Dubai police chief Dahi Khalfan Tamim said Thursday he was "99 percent certain" that Israel was involved in the killing of a Hamas militant at a luxury hotel, as Israeli diplomats played down British and Irish concerns that passports from the two countries were forged as part of the plot.
Tamim told Emirati newspaper The National that the investigation revealed Mossad, Israel's spy agency, to be behind the murder.
But Israel played down the diplomatic disagreement following the killing of a top Hamas commander in Dubai by alleged Mossad agents caught on camera and carrying European passports.
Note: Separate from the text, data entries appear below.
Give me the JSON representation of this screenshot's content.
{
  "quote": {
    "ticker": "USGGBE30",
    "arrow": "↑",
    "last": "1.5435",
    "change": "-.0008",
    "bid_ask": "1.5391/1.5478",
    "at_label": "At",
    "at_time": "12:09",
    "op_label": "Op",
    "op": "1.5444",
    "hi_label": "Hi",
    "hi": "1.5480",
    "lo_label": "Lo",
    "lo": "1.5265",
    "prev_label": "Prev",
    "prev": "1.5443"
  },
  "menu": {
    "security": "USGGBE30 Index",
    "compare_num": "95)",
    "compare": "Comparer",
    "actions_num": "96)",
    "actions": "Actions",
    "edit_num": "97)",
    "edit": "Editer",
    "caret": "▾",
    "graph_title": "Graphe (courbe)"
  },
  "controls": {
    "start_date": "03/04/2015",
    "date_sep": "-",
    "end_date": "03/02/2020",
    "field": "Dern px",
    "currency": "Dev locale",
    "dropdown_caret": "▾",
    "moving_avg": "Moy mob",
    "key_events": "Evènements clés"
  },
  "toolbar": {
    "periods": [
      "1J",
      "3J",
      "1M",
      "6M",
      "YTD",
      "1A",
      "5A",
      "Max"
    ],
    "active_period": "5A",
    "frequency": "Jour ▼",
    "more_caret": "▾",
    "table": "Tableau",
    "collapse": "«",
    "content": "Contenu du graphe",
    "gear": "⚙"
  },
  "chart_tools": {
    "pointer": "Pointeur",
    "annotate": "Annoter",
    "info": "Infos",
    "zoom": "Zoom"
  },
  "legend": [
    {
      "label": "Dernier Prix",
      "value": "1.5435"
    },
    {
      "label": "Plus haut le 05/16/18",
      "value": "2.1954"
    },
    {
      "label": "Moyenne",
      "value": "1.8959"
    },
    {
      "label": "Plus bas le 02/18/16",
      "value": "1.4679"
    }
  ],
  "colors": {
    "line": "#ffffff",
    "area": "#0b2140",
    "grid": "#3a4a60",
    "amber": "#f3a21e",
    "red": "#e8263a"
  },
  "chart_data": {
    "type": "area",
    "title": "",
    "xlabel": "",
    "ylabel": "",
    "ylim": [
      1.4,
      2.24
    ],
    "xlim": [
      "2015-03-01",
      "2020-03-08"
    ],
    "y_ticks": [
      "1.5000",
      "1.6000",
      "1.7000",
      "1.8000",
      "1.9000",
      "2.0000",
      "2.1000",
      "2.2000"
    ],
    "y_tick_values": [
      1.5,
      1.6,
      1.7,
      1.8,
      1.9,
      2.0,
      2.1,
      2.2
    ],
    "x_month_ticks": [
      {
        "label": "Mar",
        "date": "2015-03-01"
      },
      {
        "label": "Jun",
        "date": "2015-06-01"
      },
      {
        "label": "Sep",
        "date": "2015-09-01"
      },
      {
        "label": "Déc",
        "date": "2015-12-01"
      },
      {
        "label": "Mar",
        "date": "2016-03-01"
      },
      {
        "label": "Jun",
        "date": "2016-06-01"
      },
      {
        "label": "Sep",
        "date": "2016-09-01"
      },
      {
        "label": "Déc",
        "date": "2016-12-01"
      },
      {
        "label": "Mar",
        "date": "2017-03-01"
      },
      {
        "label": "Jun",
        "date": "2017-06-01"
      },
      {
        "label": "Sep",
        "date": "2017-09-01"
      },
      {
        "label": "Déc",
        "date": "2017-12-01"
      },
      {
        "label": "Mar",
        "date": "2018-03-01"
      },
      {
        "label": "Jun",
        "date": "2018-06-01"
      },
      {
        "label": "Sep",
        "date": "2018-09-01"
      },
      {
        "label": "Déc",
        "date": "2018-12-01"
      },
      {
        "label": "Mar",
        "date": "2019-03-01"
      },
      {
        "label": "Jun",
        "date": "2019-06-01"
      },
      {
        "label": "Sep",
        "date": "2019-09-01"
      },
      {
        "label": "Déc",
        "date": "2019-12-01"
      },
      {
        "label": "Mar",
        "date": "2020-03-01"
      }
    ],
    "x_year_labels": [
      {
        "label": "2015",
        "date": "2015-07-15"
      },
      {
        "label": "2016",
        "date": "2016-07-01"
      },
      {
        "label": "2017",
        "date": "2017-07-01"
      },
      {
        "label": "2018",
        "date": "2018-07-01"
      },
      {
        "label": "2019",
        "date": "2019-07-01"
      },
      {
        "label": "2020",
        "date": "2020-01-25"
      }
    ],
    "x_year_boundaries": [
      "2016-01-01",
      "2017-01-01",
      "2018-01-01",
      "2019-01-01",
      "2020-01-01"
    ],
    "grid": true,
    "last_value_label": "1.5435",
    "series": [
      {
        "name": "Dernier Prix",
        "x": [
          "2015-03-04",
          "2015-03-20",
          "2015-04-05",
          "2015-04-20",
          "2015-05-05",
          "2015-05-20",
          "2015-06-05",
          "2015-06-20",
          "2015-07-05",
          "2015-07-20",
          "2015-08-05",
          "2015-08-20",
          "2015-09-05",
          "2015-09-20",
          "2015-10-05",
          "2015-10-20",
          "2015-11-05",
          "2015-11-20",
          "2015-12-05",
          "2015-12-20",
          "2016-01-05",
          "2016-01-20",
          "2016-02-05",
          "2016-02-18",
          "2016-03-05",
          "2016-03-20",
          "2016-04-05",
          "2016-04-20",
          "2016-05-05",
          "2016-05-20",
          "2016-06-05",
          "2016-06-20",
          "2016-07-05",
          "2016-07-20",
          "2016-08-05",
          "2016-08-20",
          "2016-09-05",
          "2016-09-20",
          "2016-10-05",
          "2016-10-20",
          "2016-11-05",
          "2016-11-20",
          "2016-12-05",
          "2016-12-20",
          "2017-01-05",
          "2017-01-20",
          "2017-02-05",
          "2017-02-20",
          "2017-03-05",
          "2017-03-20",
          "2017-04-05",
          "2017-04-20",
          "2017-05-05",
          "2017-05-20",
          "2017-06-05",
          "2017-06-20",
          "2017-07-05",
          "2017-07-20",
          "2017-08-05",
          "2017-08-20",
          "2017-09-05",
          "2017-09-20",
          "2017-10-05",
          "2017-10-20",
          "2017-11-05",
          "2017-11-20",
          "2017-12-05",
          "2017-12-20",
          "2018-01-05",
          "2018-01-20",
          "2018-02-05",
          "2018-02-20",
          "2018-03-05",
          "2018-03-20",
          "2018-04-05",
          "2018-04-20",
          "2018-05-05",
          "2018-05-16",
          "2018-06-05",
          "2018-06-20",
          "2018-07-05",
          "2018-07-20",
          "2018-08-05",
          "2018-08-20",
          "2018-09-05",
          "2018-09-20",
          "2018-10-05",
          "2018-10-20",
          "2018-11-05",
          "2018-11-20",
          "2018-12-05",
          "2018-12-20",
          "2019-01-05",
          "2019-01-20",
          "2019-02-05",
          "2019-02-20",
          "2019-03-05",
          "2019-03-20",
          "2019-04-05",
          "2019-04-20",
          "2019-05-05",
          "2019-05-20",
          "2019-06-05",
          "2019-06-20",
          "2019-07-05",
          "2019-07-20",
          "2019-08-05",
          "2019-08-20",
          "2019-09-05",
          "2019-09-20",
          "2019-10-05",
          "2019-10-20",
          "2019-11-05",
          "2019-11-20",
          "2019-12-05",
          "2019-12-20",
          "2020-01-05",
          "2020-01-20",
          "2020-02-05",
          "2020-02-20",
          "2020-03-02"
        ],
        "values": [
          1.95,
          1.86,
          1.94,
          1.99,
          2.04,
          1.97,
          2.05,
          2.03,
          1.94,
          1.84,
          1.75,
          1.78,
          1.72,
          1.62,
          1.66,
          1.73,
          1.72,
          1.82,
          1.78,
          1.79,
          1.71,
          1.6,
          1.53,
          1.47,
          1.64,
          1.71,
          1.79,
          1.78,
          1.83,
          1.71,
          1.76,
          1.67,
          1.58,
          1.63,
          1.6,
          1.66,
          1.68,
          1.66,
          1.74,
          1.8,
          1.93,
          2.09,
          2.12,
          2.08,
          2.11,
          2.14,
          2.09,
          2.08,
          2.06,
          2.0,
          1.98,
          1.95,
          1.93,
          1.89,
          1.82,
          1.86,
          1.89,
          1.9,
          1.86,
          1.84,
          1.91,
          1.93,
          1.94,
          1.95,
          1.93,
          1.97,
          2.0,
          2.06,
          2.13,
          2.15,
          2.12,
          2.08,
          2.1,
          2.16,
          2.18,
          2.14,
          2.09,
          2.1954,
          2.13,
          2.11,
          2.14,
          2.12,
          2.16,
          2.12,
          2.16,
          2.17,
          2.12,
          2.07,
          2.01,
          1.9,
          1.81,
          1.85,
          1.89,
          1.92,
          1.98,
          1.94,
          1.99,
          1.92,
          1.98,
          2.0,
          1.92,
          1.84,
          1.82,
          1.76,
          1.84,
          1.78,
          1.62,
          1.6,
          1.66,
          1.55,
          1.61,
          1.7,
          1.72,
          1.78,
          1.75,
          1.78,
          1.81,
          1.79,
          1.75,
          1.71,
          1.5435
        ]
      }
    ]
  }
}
"It is important to note that no one (formally) accuses Israel. There is no proof linking Israel to this affair," a senior official said ahead of a meeting on Thursday to which the Foreign Office in London invited Israel's ambassador.
The Israeli official, who asked not to be named, stressed that British authorities "have not summoned the ambassador but invited him for a discussion," showing Britain wanted to make it clear "there is no crisis."
Ireland also called in its Israeli ambassador.
The killing of Mahmoud al Mabhouh, a top militant of the Palestinian Islamist movement Hamas, last month while allegedly on a weapons purchasing trip to Dubai was widely blamed on Mossad.
Dubai police released the photos and names of 11 suspects with European passports - six from Britain, three from Ireland, one from Germany and one from France - alleged to be members of the hit squad.
In keeping with tradition, Mossad, which used agents with fake foreign passports for such operations in the past, kept mum on the affair.
Dubai's police chief also insisted Thursday the passports were genuine.
"Dubai's police investigation may present the Israeli government and intelligence with tough questions," Israeli newspaper Haaretz said.
The newspaper also asked in an editorial whether it was "proper to place in harm's way Israelis whose identities were ostensibly stolen and used by the assassins?"
British Prime Minister Gordon Brown on Wednesday pledged a "full investigation" of the passports affair.
But Israel's mass-selling Yediot Aharonot newspaper insisted Thursday "the European states whose passports were used cannot direct firm accusations at Israel before they know the facts clearly."
Foreign Minister Avigdor Lieberman said Thursday there was no reason to believe Mossad was involved, shrugging off suggestions that ties between Israel and Britain could be strained over the affair.
"There is no reason to think that it was the Israeli Mossad and not some other intelligence service or country up to some mischief," he said.
"I think Britain recognizes that Israel is a responsible country and that our security activity is conducted according to very clear, cautious and responsible rules of the game. Therefore we have no cause for concern."